I’ve got a similar view as bsammon.
And add another negative of that pathway - it makes MB more unfriendly to those global citizens who aren’t members of the techological elite.

I can see in the short and medium term having a website that is neg-UX without scripts can be a reasonable solution to balancing resources against UX for a wide range of people.
But in the longer term it seems very exclusionary in its effect.

This goes to the idea of MB deciding who its target populations are.
And then prioritising delivering a encyclopedia those populations can use enjoyably.

highstrung · July 7, 2020, 6:33am

Wouldn’t a computed archive link be misleading in the cases where specific URLs aren’t available from the wayback machine? In my experience that’s a significant percentage.

psychoadept · July 7, 2020, 6:37am

Or it might be there in another location, for that matter. I’ve noticed that website redesigns result in all kinds of screwy archives.

jesus2099 · July 7, 2020, 2:22pm

We should just keep the original URL and MB should compute and display the archive URL when it’s ENDED:

yindesu · July 7, 2020, 3:50pm

What about when somebody else buys the domain and turns it into spam or malware? I don’t think an end date property addresses this very well.

bsammon · July 7, 2020, 4:58pm

My concern with this is that I doubt a computer-calculated archive URL would be as good as one that had been researched/verified by an actual person. “https://web.archive.org/web/*/” URLs can be easily computer-calculated, but they are often just links to a page that says “Here’s 50 times we tried to archive the page–go spend an hour figuring out which ones are useful”.
Determining which of the various snapshots on web.archive.org are useful is a more challenging task (for a computer program) and if someone has already gone to the trouble to manually research it, they should be able to share their results with the world.

Also, anyone interested in this from a technical standpoint should research Wikipedia’s Internet Archive bot (I haven’t) which is itself not 100% foolproof.

bsammon · July 7, 2020, 5:06pm

Also, interesting reading at https://en.wikipedia.org/wiki/Wikipedia:Link_rot for some insight on how others deal with this issue.

bsammon · July 7, 2020, 5:25pm

more interesting reading:

a previous discussion of the topic:

jesus2099 · July 7, 2020, 6:57pm

We can use the date of add and it will link to the nearest available archived page.

jesus2099 · July 7, 2020, 7:00pm

We can display the URL (which is already hidden in the relationships tab, away from the sidebar), as text only, not add hyperlink. As tooltip, maybe.

aerozol · July 7, 2020, 9:50pm

Would it solve it to auto link to the last archived page before the end date?

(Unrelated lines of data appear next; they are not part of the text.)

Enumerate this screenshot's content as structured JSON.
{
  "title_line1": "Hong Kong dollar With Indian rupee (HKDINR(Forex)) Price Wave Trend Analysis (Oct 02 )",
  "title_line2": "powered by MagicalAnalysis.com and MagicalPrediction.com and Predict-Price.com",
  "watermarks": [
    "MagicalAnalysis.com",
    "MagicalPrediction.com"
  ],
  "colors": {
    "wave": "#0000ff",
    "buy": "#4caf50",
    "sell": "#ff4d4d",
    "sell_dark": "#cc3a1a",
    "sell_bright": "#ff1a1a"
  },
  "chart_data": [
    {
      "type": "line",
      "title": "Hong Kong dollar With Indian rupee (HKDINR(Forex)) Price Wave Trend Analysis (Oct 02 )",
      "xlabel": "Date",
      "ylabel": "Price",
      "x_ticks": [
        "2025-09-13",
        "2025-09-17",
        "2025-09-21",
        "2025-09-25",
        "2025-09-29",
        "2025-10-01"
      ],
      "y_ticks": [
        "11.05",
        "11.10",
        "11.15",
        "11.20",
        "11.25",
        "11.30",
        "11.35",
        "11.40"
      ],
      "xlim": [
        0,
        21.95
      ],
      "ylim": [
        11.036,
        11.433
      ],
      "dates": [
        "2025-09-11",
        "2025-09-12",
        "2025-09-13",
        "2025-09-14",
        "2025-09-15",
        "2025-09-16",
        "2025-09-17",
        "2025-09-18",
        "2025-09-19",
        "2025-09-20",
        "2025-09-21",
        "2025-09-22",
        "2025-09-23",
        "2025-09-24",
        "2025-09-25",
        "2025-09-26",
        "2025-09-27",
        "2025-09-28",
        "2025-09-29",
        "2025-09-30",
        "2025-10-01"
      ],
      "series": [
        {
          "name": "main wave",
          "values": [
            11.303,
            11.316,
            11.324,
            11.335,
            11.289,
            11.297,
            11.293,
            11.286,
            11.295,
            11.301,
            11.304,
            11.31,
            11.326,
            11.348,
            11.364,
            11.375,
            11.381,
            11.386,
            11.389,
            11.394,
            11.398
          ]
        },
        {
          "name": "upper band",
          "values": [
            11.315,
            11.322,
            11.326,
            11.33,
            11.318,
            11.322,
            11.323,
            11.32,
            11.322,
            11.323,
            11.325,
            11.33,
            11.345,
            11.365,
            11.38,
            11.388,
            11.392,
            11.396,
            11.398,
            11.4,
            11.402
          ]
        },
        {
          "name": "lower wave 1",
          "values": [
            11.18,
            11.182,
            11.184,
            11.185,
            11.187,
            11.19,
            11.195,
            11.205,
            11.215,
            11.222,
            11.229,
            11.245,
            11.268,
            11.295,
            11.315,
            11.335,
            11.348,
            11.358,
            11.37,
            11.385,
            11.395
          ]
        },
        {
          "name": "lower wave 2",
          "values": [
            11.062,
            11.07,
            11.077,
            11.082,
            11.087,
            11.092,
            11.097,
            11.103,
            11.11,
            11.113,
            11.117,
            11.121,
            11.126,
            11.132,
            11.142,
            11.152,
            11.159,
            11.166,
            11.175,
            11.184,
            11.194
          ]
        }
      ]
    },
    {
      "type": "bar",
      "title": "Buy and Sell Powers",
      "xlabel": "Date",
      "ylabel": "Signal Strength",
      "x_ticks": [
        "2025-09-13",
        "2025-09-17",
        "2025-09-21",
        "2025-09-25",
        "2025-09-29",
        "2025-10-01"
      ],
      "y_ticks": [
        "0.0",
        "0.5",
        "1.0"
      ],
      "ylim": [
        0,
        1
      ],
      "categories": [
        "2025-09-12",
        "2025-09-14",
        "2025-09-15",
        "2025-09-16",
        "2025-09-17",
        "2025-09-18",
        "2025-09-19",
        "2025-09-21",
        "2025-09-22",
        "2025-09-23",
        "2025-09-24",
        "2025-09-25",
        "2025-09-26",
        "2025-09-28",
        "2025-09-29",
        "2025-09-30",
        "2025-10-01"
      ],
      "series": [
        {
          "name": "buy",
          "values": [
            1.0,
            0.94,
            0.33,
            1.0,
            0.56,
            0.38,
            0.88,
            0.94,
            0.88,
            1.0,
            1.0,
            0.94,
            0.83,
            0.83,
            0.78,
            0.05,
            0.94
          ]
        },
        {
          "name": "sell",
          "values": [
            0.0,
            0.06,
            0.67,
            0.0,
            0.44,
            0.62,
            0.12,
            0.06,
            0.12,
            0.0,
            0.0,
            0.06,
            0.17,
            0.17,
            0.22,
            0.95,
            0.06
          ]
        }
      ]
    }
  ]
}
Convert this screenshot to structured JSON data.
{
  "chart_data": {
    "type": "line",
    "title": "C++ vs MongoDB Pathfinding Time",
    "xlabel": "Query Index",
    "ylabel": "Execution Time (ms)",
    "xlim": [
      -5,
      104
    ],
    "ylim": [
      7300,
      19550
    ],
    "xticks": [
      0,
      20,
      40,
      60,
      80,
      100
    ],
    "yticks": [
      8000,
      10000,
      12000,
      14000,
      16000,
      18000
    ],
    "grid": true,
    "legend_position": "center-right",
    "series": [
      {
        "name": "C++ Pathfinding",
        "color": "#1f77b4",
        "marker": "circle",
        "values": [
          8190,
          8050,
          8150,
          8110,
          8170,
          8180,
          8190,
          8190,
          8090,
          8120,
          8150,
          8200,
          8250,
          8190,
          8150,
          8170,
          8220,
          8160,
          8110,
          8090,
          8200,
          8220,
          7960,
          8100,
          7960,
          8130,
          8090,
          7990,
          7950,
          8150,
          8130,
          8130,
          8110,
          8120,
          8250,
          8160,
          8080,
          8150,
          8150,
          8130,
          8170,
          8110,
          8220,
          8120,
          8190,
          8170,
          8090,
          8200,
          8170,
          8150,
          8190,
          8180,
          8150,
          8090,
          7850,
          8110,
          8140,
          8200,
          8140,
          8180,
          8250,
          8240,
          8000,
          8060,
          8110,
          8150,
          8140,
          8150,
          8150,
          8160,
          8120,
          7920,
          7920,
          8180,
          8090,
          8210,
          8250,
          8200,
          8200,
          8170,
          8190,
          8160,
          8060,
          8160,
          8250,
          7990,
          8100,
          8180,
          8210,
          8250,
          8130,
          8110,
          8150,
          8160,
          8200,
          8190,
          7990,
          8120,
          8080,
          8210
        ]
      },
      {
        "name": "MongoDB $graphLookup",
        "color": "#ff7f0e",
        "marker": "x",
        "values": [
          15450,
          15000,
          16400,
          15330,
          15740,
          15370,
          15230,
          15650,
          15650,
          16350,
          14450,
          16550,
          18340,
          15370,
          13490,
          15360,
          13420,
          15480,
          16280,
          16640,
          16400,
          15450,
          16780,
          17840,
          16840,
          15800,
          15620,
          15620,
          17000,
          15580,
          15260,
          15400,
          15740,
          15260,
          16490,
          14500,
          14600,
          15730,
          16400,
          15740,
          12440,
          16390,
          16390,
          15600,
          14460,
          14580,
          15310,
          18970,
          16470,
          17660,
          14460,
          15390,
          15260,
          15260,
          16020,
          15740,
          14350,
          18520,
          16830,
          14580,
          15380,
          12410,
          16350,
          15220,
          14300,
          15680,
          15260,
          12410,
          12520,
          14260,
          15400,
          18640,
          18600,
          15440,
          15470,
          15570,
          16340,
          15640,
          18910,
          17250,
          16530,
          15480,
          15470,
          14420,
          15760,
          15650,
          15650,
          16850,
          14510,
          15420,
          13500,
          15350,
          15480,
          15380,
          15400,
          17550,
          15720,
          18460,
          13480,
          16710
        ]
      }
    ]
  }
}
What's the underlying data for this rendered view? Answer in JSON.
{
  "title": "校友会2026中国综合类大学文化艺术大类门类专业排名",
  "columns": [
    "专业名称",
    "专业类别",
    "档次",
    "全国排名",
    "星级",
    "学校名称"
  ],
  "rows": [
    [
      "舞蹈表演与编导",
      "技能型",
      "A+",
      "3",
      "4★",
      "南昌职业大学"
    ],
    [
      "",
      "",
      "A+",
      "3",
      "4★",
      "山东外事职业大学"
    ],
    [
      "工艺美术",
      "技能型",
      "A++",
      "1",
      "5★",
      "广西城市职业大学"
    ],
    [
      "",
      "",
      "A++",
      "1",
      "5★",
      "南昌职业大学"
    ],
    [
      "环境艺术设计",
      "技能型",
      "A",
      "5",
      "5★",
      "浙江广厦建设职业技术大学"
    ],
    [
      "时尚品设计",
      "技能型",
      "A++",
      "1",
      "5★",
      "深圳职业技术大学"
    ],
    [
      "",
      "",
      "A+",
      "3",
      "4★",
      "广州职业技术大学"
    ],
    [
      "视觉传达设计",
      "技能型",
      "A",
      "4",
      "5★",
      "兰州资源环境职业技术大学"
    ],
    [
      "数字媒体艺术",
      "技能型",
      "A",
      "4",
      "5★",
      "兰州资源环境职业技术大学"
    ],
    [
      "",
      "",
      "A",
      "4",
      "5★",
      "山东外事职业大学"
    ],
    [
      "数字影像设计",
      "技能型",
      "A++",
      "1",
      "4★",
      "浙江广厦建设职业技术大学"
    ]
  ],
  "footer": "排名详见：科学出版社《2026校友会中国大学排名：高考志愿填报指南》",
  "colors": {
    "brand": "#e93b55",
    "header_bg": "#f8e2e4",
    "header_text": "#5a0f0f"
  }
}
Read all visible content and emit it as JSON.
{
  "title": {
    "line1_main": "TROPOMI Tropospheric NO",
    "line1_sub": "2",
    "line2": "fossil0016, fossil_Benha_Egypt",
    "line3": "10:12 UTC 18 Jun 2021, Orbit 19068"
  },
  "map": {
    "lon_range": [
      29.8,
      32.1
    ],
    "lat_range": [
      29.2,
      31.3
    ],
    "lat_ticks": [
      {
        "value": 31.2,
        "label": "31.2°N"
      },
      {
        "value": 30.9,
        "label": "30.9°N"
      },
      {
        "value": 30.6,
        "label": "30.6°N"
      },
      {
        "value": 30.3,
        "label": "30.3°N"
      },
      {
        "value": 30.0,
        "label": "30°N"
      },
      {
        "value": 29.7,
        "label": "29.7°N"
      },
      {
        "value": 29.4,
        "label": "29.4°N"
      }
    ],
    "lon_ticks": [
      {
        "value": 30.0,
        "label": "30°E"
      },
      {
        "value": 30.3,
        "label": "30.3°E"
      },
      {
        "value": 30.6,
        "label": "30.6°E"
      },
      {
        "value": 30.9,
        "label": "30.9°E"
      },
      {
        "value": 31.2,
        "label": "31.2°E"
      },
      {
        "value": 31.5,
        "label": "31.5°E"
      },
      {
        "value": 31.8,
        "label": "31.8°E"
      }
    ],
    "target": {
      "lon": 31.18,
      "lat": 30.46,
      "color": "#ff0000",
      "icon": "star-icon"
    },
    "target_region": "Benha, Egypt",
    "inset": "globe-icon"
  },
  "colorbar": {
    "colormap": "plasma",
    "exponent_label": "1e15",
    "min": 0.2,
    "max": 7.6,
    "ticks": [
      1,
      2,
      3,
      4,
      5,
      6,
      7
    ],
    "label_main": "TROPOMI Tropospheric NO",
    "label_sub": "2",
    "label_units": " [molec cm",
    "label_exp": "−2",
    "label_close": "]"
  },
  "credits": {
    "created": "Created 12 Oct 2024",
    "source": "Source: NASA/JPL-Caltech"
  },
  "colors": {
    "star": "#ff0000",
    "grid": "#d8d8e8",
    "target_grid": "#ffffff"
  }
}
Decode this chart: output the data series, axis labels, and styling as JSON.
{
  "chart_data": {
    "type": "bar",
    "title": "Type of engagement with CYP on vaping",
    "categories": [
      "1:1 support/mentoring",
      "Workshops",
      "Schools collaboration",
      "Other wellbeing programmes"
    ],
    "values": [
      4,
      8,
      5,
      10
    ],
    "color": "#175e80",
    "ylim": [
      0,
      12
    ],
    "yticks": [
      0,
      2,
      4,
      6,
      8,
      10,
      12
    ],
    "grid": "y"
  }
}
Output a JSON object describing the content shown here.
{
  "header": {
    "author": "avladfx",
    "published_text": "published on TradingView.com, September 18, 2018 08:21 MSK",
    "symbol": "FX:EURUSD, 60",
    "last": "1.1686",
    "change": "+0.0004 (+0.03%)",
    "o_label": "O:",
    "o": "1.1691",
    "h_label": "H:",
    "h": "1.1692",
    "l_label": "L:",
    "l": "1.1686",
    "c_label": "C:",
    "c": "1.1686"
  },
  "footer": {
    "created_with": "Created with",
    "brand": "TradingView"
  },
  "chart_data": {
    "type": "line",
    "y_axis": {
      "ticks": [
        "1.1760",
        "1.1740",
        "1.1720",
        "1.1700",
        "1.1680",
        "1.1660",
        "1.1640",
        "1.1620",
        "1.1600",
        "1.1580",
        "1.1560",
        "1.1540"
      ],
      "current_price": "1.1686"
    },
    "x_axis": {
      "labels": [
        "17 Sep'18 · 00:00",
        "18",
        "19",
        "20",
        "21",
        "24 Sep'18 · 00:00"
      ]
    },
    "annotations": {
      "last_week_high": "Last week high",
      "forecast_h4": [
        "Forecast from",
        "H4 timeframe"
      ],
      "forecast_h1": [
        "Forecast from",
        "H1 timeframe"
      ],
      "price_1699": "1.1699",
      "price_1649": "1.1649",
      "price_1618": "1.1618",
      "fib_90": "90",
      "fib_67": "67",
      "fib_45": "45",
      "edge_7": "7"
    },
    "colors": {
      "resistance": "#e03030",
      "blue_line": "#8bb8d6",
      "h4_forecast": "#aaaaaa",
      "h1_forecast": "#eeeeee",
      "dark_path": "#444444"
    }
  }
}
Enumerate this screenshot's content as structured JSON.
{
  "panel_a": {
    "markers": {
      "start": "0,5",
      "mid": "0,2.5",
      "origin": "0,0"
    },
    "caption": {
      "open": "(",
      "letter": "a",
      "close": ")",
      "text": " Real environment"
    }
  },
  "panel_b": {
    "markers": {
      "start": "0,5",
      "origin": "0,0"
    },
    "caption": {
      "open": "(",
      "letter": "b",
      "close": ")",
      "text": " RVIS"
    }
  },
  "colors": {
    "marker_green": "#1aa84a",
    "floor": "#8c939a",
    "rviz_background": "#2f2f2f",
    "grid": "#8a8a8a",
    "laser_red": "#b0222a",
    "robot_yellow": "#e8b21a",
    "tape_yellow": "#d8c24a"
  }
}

And the link is only a direct link if there is an end date - we could have a broader ‘ended’ checkbox that perhaps just makes it link to the Wayback Machine page that shows all the archived dates, and the user can choose where to go from there. …or just do that for all of them I guess.

highstrung · July 7, 2020, 11:52pm

The end date would presumably be the date when an editor noticed the link is no longer valid; we don’t know how long before that the link stopped working.

When archive.org has multiple snapshots, finding the last meaningful snapshot is a manual process, in my experience. I’ve found numerous cases where later snapshots are just error pages.

aerozol · July 8, 2020, 12:12am

Naturally text and buttons would be tweaked to make it clear that the end date relates to when you know a site has been removed/ to link to a specific wayback page.

Your point re. multiple later snapshots being error pages is specifically what it would be looking to address.

highstrung · July 8, 2020, 1:01am

I still don’t see how. If I notice in July 2020 that example.com/some-page is no longer working, I put that as the end date of the link. But the last good snapshot may be from 2018 with a bunch of error page snapshots between then and now. I don’t know a way to find that last good snapshot other than manually going to the wayback machine and hunting through all the snapshots they have.